Robert BRUNDAGE describes these objects in the following way: “Carvings of myriad ritual implements, animals, deities and demons are skillfully rendered in miniature.  … Intricately carved images of esoteric ritual objects, demonic spirits and Buddhist protectors were carved into wooden sticks called Zanpar (zan-spar). Tsampa (barley meal and yak butter dough) was pressed into the appropriate images to produce ritual sacrificial offerings (T. glud) for good fortune and protection from malevolent spirits that often create disorder.”

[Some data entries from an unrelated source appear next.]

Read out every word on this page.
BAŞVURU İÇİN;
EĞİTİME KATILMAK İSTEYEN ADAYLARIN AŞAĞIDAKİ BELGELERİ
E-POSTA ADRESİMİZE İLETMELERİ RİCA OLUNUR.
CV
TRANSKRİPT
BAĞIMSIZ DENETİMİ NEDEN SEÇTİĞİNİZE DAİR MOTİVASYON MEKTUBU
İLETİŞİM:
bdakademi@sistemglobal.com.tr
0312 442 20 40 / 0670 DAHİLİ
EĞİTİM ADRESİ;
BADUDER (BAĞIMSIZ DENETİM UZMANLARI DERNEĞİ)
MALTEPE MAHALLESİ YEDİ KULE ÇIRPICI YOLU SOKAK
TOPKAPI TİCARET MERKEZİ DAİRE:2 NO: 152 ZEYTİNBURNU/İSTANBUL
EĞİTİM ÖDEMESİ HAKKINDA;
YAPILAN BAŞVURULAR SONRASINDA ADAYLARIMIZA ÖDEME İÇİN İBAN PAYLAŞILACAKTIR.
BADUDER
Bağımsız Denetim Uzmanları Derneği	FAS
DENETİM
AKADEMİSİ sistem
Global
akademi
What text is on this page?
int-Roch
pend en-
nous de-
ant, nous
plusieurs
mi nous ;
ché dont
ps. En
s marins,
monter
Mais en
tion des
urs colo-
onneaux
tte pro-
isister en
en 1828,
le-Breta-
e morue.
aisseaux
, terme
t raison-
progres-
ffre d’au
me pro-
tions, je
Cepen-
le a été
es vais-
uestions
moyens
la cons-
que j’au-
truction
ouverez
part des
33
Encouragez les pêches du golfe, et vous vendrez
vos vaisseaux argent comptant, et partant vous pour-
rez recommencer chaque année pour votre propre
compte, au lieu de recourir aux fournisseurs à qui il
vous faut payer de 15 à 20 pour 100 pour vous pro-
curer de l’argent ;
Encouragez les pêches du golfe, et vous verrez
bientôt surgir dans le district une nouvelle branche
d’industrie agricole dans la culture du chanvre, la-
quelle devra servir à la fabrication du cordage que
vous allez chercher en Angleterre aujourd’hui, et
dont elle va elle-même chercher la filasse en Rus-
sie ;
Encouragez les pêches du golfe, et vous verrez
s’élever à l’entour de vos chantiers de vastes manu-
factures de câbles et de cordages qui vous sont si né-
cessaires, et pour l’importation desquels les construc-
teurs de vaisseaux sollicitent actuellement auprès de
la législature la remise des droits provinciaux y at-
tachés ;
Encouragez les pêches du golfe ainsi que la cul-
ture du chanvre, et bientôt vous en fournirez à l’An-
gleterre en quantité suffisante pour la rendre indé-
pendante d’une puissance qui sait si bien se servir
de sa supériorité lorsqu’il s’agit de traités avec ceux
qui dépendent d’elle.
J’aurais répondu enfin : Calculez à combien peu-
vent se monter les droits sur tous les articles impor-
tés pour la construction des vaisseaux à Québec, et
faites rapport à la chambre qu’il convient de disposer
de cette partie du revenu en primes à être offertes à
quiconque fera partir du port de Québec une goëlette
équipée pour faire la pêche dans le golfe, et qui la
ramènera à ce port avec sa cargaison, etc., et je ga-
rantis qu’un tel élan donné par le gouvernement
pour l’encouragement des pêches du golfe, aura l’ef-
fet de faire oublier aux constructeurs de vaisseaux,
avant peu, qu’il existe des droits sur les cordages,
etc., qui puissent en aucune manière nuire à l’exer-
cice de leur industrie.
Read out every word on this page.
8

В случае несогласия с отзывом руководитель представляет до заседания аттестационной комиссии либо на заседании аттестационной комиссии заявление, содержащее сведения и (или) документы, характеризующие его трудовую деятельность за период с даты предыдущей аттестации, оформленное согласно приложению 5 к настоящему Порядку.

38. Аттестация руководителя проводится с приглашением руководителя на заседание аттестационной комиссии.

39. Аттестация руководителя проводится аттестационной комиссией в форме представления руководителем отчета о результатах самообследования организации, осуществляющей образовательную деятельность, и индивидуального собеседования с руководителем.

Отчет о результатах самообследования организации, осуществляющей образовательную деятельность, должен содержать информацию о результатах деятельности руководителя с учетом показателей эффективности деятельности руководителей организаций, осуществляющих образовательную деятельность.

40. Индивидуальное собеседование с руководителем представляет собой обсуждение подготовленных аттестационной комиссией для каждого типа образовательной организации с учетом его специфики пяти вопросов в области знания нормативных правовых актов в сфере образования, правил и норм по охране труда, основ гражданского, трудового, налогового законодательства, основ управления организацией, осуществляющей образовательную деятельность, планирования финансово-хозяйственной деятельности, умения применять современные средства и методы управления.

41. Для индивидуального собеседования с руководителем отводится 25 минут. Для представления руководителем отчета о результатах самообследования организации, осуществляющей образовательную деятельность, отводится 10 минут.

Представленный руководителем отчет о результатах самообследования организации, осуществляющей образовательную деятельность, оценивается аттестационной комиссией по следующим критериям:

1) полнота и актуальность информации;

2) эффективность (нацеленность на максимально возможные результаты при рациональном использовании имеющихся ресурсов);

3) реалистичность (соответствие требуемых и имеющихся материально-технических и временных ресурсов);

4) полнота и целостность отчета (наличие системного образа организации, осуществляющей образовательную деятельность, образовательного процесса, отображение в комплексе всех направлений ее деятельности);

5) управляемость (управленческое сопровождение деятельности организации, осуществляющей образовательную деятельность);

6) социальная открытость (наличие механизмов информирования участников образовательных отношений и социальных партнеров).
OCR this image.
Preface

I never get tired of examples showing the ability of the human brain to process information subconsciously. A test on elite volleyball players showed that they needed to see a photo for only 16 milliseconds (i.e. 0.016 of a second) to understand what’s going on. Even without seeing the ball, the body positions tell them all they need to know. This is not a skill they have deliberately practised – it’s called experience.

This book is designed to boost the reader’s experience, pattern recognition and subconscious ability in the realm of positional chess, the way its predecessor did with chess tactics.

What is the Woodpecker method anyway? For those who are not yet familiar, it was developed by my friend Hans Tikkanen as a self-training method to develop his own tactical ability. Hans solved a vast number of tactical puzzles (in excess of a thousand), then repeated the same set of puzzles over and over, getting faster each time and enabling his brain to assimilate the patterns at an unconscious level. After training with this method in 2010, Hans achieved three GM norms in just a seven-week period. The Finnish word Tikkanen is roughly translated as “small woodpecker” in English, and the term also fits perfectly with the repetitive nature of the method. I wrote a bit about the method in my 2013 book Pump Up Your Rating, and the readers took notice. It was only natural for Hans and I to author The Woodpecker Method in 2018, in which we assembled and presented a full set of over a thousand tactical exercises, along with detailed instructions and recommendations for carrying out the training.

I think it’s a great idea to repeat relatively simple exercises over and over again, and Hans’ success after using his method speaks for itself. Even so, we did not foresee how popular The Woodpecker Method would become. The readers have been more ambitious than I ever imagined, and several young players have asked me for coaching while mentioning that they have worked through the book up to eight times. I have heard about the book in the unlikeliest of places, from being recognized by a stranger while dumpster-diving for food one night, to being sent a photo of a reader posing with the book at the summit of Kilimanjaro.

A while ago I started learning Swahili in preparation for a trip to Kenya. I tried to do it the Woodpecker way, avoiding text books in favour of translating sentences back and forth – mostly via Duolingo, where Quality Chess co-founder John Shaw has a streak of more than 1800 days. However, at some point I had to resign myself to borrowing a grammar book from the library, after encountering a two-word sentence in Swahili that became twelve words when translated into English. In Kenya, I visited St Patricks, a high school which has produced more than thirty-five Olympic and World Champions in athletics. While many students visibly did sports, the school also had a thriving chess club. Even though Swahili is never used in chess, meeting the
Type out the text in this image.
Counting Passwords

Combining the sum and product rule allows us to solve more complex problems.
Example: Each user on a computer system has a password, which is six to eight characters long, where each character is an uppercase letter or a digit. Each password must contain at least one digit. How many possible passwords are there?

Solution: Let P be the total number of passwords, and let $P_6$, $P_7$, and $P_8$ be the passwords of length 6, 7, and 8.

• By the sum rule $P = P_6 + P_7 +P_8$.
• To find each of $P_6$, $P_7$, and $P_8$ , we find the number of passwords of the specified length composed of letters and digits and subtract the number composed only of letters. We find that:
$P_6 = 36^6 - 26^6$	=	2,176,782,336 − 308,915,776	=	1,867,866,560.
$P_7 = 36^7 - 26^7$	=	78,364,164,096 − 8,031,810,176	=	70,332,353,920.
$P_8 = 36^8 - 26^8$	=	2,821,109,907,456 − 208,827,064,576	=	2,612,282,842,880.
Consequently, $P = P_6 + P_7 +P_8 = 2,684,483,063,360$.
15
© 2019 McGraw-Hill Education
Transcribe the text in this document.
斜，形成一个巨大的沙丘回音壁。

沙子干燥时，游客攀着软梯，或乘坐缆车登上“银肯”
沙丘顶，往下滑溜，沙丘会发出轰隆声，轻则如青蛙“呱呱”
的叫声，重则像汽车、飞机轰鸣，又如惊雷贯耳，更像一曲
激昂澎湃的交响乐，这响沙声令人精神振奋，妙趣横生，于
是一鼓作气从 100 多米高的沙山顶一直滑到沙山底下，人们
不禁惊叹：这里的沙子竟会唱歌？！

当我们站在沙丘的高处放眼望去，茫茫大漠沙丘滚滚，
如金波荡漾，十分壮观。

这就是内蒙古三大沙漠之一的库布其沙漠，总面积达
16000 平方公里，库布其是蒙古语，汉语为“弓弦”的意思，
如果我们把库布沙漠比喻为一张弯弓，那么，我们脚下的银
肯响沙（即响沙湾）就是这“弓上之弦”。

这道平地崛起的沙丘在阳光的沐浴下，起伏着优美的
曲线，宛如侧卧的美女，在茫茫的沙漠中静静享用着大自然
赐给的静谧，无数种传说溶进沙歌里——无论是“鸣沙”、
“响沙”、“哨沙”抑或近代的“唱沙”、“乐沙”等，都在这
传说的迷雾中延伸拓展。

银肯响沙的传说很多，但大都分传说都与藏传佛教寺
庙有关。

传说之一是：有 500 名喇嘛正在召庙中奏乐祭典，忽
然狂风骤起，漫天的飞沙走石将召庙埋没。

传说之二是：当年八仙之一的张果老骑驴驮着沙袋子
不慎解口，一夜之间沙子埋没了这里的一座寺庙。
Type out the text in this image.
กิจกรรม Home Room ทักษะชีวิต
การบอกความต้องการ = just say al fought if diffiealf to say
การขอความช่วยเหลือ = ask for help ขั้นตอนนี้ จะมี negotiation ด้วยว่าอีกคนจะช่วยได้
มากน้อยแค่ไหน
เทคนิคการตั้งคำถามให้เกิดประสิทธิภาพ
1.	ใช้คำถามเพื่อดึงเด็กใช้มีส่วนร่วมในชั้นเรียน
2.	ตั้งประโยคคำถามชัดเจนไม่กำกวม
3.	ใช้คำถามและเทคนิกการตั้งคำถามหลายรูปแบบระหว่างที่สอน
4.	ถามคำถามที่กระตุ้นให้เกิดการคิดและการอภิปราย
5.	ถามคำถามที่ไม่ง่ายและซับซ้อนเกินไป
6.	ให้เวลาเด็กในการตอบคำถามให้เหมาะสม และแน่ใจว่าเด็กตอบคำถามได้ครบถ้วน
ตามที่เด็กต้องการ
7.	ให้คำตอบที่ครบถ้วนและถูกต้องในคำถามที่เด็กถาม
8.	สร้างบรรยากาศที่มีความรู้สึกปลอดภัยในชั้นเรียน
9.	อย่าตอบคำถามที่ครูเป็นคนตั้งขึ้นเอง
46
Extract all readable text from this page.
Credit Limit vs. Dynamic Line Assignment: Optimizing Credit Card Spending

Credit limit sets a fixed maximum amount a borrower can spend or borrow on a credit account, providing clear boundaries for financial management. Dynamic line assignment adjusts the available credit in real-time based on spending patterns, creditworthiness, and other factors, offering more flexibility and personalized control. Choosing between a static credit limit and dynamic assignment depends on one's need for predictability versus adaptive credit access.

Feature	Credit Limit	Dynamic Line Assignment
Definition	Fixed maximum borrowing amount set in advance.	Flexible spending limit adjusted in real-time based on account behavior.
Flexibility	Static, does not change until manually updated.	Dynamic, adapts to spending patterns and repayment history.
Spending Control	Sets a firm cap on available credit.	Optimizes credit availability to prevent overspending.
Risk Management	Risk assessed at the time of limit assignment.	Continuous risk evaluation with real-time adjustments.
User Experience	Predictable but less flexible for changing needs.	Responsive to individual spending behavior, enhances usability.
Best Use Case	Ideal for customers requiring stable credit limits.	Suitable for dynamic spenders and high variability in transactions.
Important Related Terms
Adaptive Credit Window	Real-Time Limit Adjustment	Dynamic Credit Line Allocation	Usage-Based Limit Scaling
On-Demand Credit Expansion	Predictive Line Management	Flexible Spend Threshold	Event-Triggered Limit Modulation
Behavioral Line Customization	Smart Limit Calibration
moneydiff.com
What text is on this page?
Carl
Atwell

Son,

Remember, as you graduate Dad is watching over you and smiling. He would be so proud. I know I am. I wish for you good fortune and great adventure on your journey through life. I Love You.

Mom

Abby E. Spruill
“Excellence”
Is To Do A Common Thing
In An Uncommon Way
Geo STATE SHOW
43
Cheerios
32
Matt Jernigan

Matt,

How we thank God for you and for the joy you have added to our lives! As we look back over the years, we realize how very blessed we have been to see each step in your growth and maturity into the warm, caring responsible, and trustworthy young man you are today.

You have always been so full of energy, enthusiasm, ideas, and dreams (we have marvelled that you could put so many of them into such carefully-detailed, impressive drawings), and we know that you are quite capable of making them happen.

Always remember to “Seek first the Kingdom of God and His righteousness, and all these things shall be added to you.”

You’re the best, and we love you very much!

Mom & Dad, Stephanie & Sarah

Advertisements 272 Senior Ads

Reference: Robert Brundage  (


Paul MORSE on wooden mould sticks: “Dough molds were used in Tibetan popular rituals to make dough effigies … The ritual is a form of protection, exorcism, or ransom. The molds would be carried from a monastery by a trained monk to the home of anyone who wished to cure sickness or to deal with various misfortunes. The practitioner could chose from the dozens of small inscriptions on the board to identify the type of obstacle to be dealt with, be it human, animal, bird, supernatural, or symbolic. This accounts for the great number of carved images found on a single board. He then places a ball of dough (tsampa flour and water) onto the appropriate incised images, presses it to form an images of the objects and then places them on an offering plate located on a specially constructed altar. Chants by the practitioner expedite the transfer whatever impediments he discovered into the dough effigies.”